So I was having problems with Nagios 2.0 stopping bothering to check on services and not re-scheduling the checks for times in the future (and looking at NagiosExchange, it seems to be a problem that a few people are having). But now I have it whipped. I think. Well, it's stabilised now after some minor tweaking on Wednesday afternoon, then again on Friday.
Previously, it would be nice and quick, with low latencies for about a day, then the latency would rocket to 100 seconds until I did a reload. Now it appears to be staying around 2-6 seconds, but I'm keeping an eye out for the value creeping slowly upwards (which I think might be happening, hard to tell at the moment).
I've got 922 services at the moment (on a Dell 850, running Solaris 10, with Nagios 2.0(stable)). I was seeing a reasonable number of orphaned checks building up, so set the check_for_orphaned_services directive[0] to 1. I also reduced a couple of timeout values so that Nagios stopped wasting time on checks which were bound to fail:-
service_check_timeout=30 [1]
host_check_timeout=30 [2]
event_handler_timeout=30 [3]
notification_timeout=60 [4] [6]
On top of that, I made sure that Nagios wasn't wasting time with status information quite so much:-
aggregate_status_updates=1 [5]
Given that the load on the machine doesn't appear to go over 0.50, I've allowed infinite concurrent services checks now, increased from 400, but that appears to be making no difference at all.
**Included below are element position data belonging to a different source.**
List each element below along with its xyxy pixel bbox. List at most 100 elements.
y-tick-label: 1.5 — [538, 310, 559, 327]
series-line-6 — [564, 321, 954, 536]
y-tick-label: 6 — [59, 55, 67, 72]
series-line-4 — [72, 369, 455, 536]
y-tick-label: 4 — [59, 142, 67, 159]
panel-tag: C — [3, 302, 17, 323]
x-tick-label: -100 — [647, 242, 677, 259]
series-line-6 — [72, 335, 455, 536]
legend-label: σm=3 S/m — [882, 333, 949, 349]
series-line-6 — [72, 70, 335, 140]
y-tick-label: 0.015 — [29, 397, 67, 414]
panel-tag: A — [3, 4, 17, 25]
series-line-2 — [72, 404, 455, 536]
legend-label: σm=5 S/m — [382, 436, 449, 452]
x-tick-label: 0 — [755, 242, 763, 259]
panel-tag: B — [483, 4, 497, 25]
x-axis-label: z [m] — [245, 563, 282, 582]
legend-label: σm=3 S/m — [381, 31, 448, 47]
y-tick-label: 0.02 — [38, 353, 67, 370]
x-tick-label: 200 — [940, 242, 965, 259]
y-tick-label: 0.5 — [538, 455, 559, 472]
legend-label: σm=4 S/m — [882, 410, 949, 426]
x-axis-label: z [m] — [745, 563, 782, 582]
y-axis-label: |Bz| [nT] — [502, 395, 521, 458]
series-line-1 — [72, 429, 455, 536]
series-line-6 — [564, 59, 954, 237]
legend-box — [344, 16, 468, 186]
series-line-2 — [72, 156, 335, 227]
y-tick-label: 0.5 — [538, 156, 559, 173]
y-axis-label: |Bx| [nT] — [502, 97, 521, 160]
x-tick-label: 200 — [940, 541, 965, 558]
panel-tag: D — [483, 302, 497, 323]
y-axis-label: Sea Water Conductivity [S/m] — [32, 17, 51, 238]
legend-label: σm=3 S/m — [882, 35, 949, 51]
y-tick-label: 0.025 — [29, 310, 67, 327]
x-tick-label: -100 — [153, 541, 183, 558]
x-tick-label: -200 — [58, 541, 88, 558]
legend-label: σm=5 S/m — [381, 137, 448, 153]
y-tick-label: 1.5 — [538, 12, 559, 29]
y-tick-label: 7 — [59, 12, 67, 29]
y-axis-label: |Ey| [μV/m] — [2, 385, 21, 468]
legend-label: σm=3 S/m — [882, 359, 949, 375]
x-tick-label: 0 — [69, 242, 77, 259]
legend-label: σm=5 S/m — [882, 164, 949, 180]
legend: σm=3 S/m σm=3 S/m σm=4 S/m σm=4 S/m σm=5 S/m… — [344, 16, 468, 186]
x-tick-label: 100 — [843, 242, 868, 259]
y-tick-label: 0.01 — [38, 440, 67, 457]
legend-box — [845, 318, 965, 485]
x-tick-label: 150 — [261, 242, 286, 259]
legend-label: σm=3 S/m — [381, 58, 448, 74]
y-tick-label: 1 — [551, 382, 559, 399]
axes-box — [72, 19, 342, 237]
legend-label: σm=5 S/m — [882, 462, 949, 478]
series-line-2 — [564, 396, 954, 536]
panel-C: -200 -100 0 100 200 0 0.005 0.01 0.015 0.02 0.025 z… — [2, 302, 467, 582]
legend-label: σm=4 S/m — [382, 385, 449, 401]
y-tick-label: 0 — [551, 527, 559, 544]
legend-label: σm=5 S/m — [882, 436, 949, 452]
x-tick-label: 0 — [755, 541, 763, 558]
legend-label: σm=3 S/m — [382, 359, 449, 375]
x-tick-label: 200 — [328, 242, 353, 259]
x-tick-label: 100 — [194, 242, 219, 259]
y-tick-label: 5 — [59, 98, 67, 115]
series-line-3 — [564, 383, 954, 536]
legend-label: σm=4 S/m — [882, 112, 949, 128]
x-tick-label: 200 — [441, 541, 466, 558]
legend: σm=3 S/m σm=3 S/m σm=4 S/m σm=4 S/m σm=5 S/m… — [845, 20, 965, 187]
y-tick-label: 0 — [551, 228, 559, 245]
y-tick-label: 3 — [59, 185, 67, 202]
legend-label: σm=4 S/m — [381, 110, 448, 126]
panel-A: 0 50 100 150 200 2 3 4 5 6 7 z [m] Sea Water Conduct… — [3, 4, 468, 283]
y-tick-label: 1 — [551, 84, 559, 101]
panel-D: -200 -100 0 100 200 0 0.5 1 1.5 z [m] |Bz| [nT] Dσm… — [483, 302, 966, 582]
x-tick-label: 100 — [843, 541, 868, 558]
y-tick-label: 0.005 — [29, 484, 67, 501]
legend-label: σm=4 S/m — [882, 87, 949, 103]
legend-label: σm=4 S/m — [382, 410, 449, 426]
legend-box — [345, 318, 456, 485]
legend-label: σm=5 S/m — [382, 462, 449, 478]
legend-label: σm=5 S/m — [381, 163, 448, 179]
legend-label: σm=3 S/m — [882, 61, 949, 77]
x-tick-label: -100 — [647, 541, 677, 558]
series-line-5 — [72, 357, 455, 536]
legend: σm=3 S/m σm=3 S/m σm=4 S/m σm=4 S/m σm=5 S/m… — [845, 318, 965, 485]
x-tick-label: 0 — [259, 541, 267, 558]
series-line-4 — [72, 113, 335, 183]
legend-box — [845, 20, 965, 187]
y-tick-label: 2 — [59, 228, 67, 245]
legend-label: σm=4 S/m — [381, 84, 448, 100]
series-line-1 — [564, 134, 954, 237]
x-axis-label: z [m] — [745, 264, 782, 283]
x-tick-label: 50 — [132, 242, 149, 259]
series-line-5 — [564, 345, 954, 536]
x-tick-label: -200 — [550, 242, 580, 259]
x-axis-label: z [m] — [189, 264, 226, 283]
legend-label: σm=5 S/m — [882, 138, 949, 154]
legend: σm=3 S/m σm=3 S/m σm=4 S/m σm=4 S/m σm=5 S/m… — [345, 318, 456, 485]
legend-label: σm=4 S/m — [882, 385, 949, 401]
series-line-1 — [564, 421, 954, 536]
And I left the reaper frequency at 10 seconds.
Now the checks are being re-scheduled for times in the future, and the latencies have stopped running away quite so dramatically.
[0] - check_for_orphaned_services
Format: check_for_orphaned_services=<0/1>
Example: check_for_orphaned_services=0
This option allows you to enable or disable checks for orphaned service checks. Orphaned service checks are checks which ahve been executed and have been removed from the event queue, but have not had any results reported in a long time. Since no results have come back in for the service, it is not rescheduled in the event queue. This can cause service checks to stop being executed. Normally it is very rare for this to happen - it might happen if an external user or process killed off the process that was being used to execute a service check. If this option is enabled and Nagios finds that results for a particular service check have not come back, it will log an error message and reschedule the service check. If you start seeing service checks that never seem to get rescheduled, enable this option and see if you notice any log messages about orphaned services.
* 0 = Don't check for orphaned service checks (default)
* 1 = Check for orphaned service checks
[1] - service_check_timeout
format: service_check_timeout=
Example: service_check_timeout=60 (default)
This is the maximum number of seconds that Nagios will allow service checks to run. If checks exceed this limit, they are killed and a CRITICAL state is returned. A timeout error will also be logged.
There is often widespread confusion as to what this option really does. It is meant to be used as a last ditch mechanism to kill off plugins which are misbehaving and not exiting in a timely manner. It should be set to something high (like 60 seconds or more), so that each service check normally finishes executing within this time limit. If a service check runs longer than this limit, Nagios will kill it off thinking it is a runaway processes. (applies to all of these directives)
[2] - host_check_timeout
Format: host_check_timeout=
Example: host_check_timeout=60 (default)
This is the maximum number of seconds that Nagios will allow host checks to run. If checks exceed this limit, they are killed and a CRITICAL state is returned and the host will be assumed to be DOWN. A timeout error will also be logged.
[3] - event_handler_timeout
Format: event_handler_timeout=
Example: event_handler_timeout=60 (default)
This is the maximum number of seconds that Nagios will allow event handlers to be run. If an event handler exceeds this time limit it will be killed and a warning will be logged.
[4] - notification_timeout
Format: notification_timeout=
Example: notification_timeout=60 (default)
This is the maximum number of seconds that Nagios will allow notification commands to be run. If a notification command exceeds this time limit it will be killed and a warning will be logged.
[5] - aggregate_status_updates
Format: aggregate_status_updates=<0/1>
Example: aggregate_status_updates=1
This option determines whether or not Nagios will aggregate updates of host, service, and program status data. If you do not enable this option, status data is updated every time a host or service checks occurs. This can result in high CPU loads and file I/O if you are monitoring a lot of services. If you want Nagios to only update status data (in the status file) every few seconds (as determined by the status_update_interval option), enable this option. If you want immediate updates, disable it. I would highly recommend using aggregated updates (even at short intervals) unless you have good reason not to. Values are as follows:
* 0 = Disable aggregated updates
* 1 = Enabled aggregated updates (default)
[6] - you really don't want notifications to time out because you really do want to be notified of Bad Things happening, so I've left this at the default 60 seconds.